Sorrow's Knot

“But there were no coats,” said Cricket.

“No. She knew then. My mother knew then. She didn’t speak of it, but there were other things: a string game, a lashing on a shirt. I was a girl of knots. Tamarack saw it. I was too young for the cords — only thirteen winters. But Tamarack came to Thistle in quiet, and said she would offer my belt at the great fire. And Thistle — my mother — she said no. ‘I am going to lose my boys this year,’ she said. ‘Let me keep my daughter.’”

“And Tamarack did,” said Cricket.

“She did.”

“Lady Binder,” said Cricket, without looking up, “what is happening to the knots above our head?”

There were bits of chaff falling all around them now, from all four corners of the canopy around which the lodge was built. It drifted down like snow into their hair.

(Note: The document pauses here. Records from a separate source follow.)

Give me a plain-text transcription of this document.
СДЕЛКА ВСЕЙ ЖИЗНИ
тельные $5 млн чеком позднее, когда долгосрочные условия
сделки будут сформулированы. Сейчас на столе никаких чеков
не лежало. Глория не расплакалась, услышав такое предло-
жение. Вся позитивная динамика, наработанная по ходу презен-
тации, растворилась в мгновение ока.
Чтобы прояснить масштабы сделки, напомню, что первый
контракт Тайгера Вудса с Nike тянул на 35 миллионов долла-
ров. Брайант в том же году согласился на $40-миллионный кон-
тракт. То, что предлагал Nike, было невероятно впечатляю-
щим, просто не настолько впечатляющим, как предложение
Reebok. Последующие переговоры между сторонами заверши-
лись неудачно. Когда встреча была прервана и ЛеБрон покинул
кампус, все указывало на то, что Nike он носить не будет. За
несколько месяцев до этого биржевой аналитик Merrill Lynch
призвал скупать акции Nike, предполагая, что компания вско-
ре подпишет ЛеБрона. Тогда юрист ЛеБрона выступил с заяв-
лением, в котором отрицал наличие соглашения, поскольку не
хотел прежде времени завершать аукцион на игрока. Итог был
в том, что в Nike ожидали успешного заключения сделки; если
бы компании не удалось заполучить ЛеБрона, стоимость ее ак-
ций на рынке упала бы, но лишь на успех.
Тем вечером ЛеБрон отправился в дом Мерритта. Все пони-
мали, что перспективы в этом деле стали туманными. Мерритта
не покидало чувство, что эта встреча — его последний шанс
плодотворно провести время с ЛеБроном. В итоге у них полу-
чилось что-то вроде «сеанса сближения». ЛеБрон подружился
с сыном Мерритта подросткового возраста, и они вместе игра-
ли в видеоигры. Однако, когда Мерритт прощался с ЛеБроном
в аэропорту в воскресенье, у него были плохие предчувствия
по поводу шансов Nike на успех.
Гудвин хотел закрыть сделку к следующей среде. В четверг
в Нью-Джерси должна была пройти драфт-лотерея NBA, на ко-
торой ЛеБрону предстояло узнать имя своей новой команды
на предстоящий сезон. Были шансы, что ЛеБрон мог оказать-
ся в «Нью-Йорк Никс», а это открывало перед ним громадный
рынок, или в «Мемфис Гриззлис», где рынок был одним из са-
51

It fell into the fire and whirled up again, as brief red feathers of flame, as slow black feathers of ash.

Willow pulled her hand away from the pole, drifted to her feet. She turned her marked palm up, and let chaff fall into it. “It has always been too strong,” she said. “Before the Hand touched me, long before. Since I was a child. It has always been too strong.”

“What has?” said Otter.

“The binding. The knots.” She looked down at Otter with those mad desperate eyes, the ones that had said: I will never hurt you. “There’s something wrong with the knots. Oh, Otter — I wanted to save you from them. I wanted …” She swallowed, her eyes becoming softer. “I wanted you to be safe. I wanted you to be happy.”

She reached upward.

Willow was not a tall woman; she could not quite reach the point where the crossed canopy beams were bound in the fork of the upright, could not quite reach the golden, unraveling grass rope. But she had blue yarn wound around her arms: the yarn Otter had used to cast her first ward; the yarn that had killed Fawn. Willow reached up, and the yarn unwound and reached farther, winding upward as if toward the sun. It climbed into the canopy. It wrapped. It tied. It was impossible that yarn no thicker than an earthworm should hold a pole as thick as a thigh. But it held.

The groaning of the lodge stopped, and the last shards of grass fell glittering into the new silence.

“Tell me how long I have to live, Cricket,” said Willow.

“Nine days, then,” said Cricket, soft as a blessing. Soft as a killing snow. “Nine days by the story.”

Otter felt those words fall on her, and fall on her, and fall on her, until she was cold and buried.





For years, Otter had dreamed of the first day her mother would let her tie a binding knot.

She had thought of the summer in which her mother would make a woman’s belt for her. She had thought of the fall fires, where her mother would rub red ocher into the part of her hair and say to the folk of Westmost: “My daughter is a daughter of my cord. Otter, a binder for Westmost.”

She had dreamed of the winter that would follow: They would sit together in the amber-rich silence of the binder’s lodge, Otter and Willow and Tamarack, binders all three. The resinous smell of the glims would wrap them. Otter would learn the knots, and Tamarack would cook a string of dried squashes spiced with meadow garlic and the berries of red cedar. Otter would wear the silver herself someday; she would have a child, a daughter….

“We must dye you a shirt,” said Willow, sudden and stark. “Bloodroot for the dye and saxifrage to fix the red. If someone has the fine leather — brain-tanned — I do not — nine days, it’s too short to make a shirt.”

“Red,” said Otter. Red was used only for the binders’ funeral wear, and for the shrouds of corpses, and the cords that bound them. Otter suddenly wanted nothing to do with the color. “I don’t need a red shirt.”

“True enough,” said Willow softly. “When the time comes, you can wear mine.”

They were alone together in Otter’s lodge, just sitting. Fawn, Westmost’s little binder, was dead. Kestrel and Cricket had gone to carry messages to Thistle, to arrange the bier and the shroud, the escort and the drum.

It surprised Otter: the bustle that followed the great stillness of death.

So Otter and Willow were alone: Otter could see the heartbeat moving under her mother’s skin — it made the white handprint stir and pulse. A White Hand.

Otter just wanted someone to cook them squash.

Nine days, by the story.

Otter had killed someone. And her mother was going to die. “I don’t want your shirt,” she said.

“Oh, Otter,” said Willow, and dropped her head against her hand. “So hard, I tried to keep you from this. But I think we are bound to it. I am going to be bound in a tree and you are going to do it. My daughter, daughter of my cord.”

Otter tipped her head down and was silent.

Willow touched her then, cupped both hands around her face and thumbed the tears off her cheekbones. Ran her bone-white hand through the black shine of her daughter’s hair. “Otter,” she said. “A binder for Westmost.”